Increasing Contribution Rates

The end of the year is a popular time for organizations to give their employees raises, with many of those raises taking effect in the new year. Increases in income are an ideal time to reassess, and if possible, increase your contribution to your retirement plan.

Increasing your contribution rate as your income grows is a key aspect to retirement planning. A key component of most people’s retirement plan is Social Security, however as your income grows, Social Security makes up less of your pre-retirement income, on a percentage basis. This difference will have to be made up through your private savings and/or pensions.

Increasing your contribution rate with pay raises can also help you catch up if you were unable to contribute as much as you would have liked to when you were younger. It can also help you get closer to reaching the maximum annual contribution.

Understandably, many are nervous about increasing their contribution rate throughout the year, because they do not want to decrease their take home pay. That is why timing an increase in contribution rate to coincide with an increase of income will often increase take home pay while also increasing retirement contribution, win-win!

Consider someone initially earning an annual salary of $50,000 and contributing 6% of their salary to their retirement plan. Below is a graph describing ten scenarios, in which they receive a raise between 3% and 5%, and for each raise they either keep their current contribution rate at 6% or increase it to 7%.

*This graph does not consider inflation, taxes, or other benefits, and is meant to be illustrative.*

In each scenario, the net pay after increasing the worker’s salary and deferral rate is considerably more than their previous net pay, and fairly close to the net pay of someone who kept their deferral rate the same.

A larger salary increase coupled with a 1% increase retirement plan deferral can increase both net take home pay and the total amount that you are contributing for your retirement.
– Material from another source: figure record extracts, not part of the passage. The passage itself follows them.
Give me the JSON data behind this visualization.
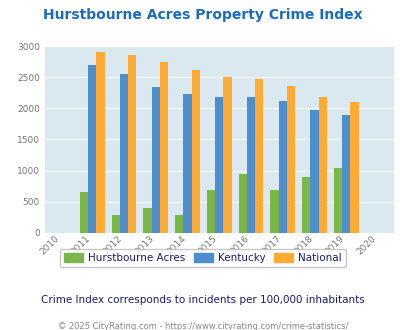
{
  "title": "Hurstbourne Acres Property Crime Index",
  "subtitle": "Crime Index corresponds to incidents per 100,000 inhabitants",
  "footer": "© 2025 CityRating.com - https://www.cityrating.com/crime-statistics/",
  "years": [
    2010,
    2011,
    2012,
    2013,
    2014,
    2015,
    2016,
    2017,
    2018,
    2019,
    2020
  ],
  "data_years": [
    2011,
    2012,
    2013,
    2014,
    2015,
    2016,
    2017,
    2018,
    2019
  ],
  "hurstbourne": [
    650,
    280,
    390,
    280,
    690,
    950,
    690,
    890,
    1040
  ],
  "kentucky": [
    2700,
    2550,
    2350,
    2230,
    2180,
    2180,
    2120,
    1980,
    1900
  ],
  "national": [
    2900,
    2860,
    2750,
    2610,
    2500,
    2470,
    2360,
    2190,
    2110
  ],
  "color_green": "#7ab648",
  "color_blue": "#4d8fcc",
  "color_orange": "#ffaa33",
  "bg_color": "#dae8f0",
  "title_color": "#1a6bbf",
  "subtitle_color": "#1a1a6e",
  "footer_color": "#888888",
  "legend_text_color": "#1a1a6e",
  "ylim": [
    0,
    3000
  ],
  "yticks": [
    0,
    500,
    1000,
    1500,
    2000,
    2500,
    3000
  ],
  "bar_width": 0.26
}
With some forward planning, you can even set your increase to take effect on the same pay period that your salary increase takes effect. That way, you can maximize the amount that you contribute while also not getting used to the new pay with the old deferral rate.

There is no guarantee that any investment strategy, including those described here, will be successful. Any investment or investment strategy can lose money. Past performance does not guarantee or predict future results. You should not assume that any discussion or information contained in this newsletter serves as the receipt of, or as a substitute for, personalized investment advice from Raffa Wealth Management, LLC. This information was gathered from reliable sources but we cannot guarantee accuracy. Indexes do not reflect the fees associated with actual investments and such fees would reduce the performance illustrated.